Em uma das extremidades da longa mesa, estavam colocados dois pratos com talheres de prata destinados ao dono da casa e seu hóspede. Diante deles fumegava um grande assado de couro, e um peixe que enchia a imensa frigideira de barro. Havia além disso ervas e legumes.
Já estavam na varanda os gaúchos da comitiva do coronel, os quais lhe deram as boasnoites. O Canho adiantou-se para beijar a mão de Bento Gonçalves que era seu padrinho.
— Oh! Estás por cá, Manuel?
— Cheguei esta tarde.
— Como vai a comadre?
— Boa, graças a Deus.
— Estás um rapagão! Abanca-te; vamos cear.
O coronel tomou lugar à cabeceira, dando a direita ao hóspede. Na outra ponta da mesa sentaram-se os camaradas e Manuel, em bancos de madeira; cada um tirou um prato da pilha que havia no centro e colocou-o diante de si.
Depois de servido o dono da casa e o hóspede, os pratos eram levados pelo escravo copeira para a outra extremidade, onde os gaúchos iam tirando seu quinhão com a faca de ponta que traziam à cinta.

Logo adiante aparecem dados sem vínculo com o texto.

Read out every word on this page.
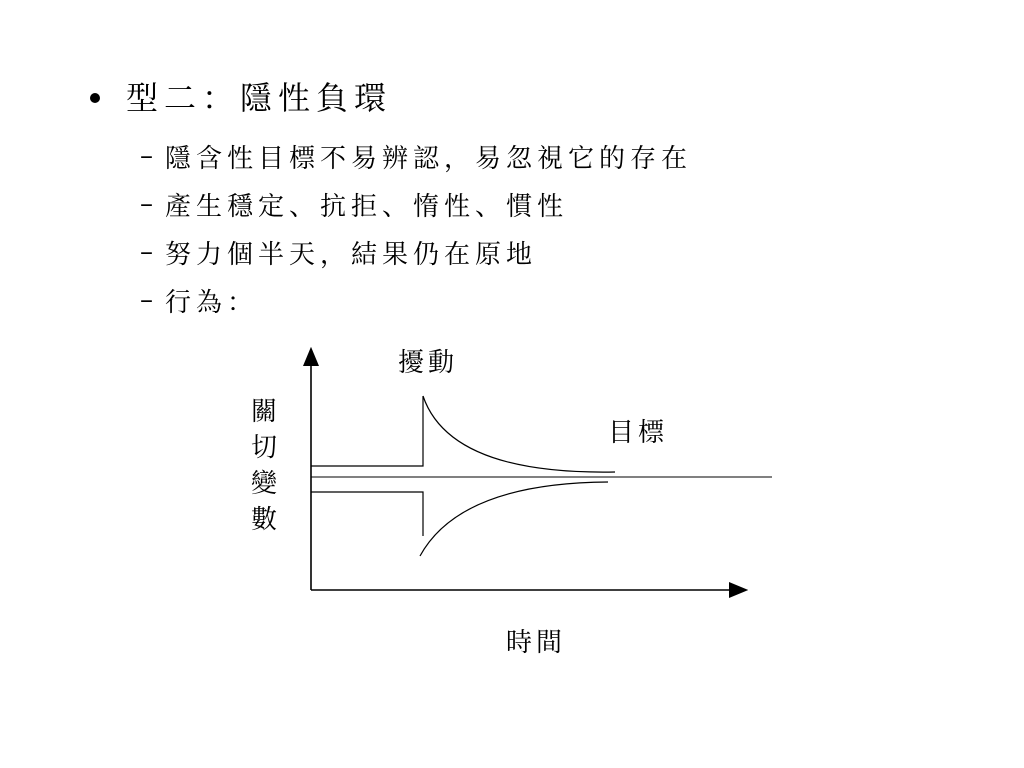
型二：隱性負環
– 隱含性目標不易辨認，易忽視它的存在
– 產生穩定、抗拒、惰性、慣性
– 努力個半天，結果仍在原地
– 行為：
擾動
目標
時間
關
切
變
數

— Vamos ao peixe, general, disse Bento Gonçalves servindo a Lavalleja. Então, Manuel, andas de vadiação ou isto é volta de negócio?
— Nem uma, nem outra coisa. Vim só para falar a meu padrinho.
— Pois fala, rapaz; não percas tempo.
— É sobre um particular.
— Está bem; então logo mais.
Terminada a ceia, enquanto os outros tomavam mate e fumavam, o coronel fez ao gaúcho um gesto para que este o acompanhasse à sala.
— Que particular é esse? Alguma gauchada, aposto?
— Vim pedir a bênção de meu padrinho, para me dar felicidade, e mesmo porque talvez lá me fique!
— E para onde te botas?
— Para Entre-Rios.
— Buscar o quê?
— O homem que matou meu pai!
— Hein!... Depois de tanto tempo?
— São coisas que não esquecem nunca.
— Não esquecem, bem sei; mas se perdoam; talvez o sujeito esteja arrependido.
— Melhor; Deus o absolverá.
— Visto isto, estás decidido?
— Desde muito tempo. Há cinco anos a esta parte que descobri o homem lá em EntreRios, e então pela festa vou sempre para aquelas bandas, ver se ainda lá está.
— Estiveste invernando-o antes de charqueá-lo? replicou o coronel a rir.
— Sabe Deus quanto me custou deixá-lo sossegado todo este tempo. Mas eu precisava trabalhar primeiro, para que a mãe ficasse com alguma coisa. Tudo pode acontecer; e afora eu, não tem ela quem a ajude.
— E Bento Gonçalves não está aqui, rapaz?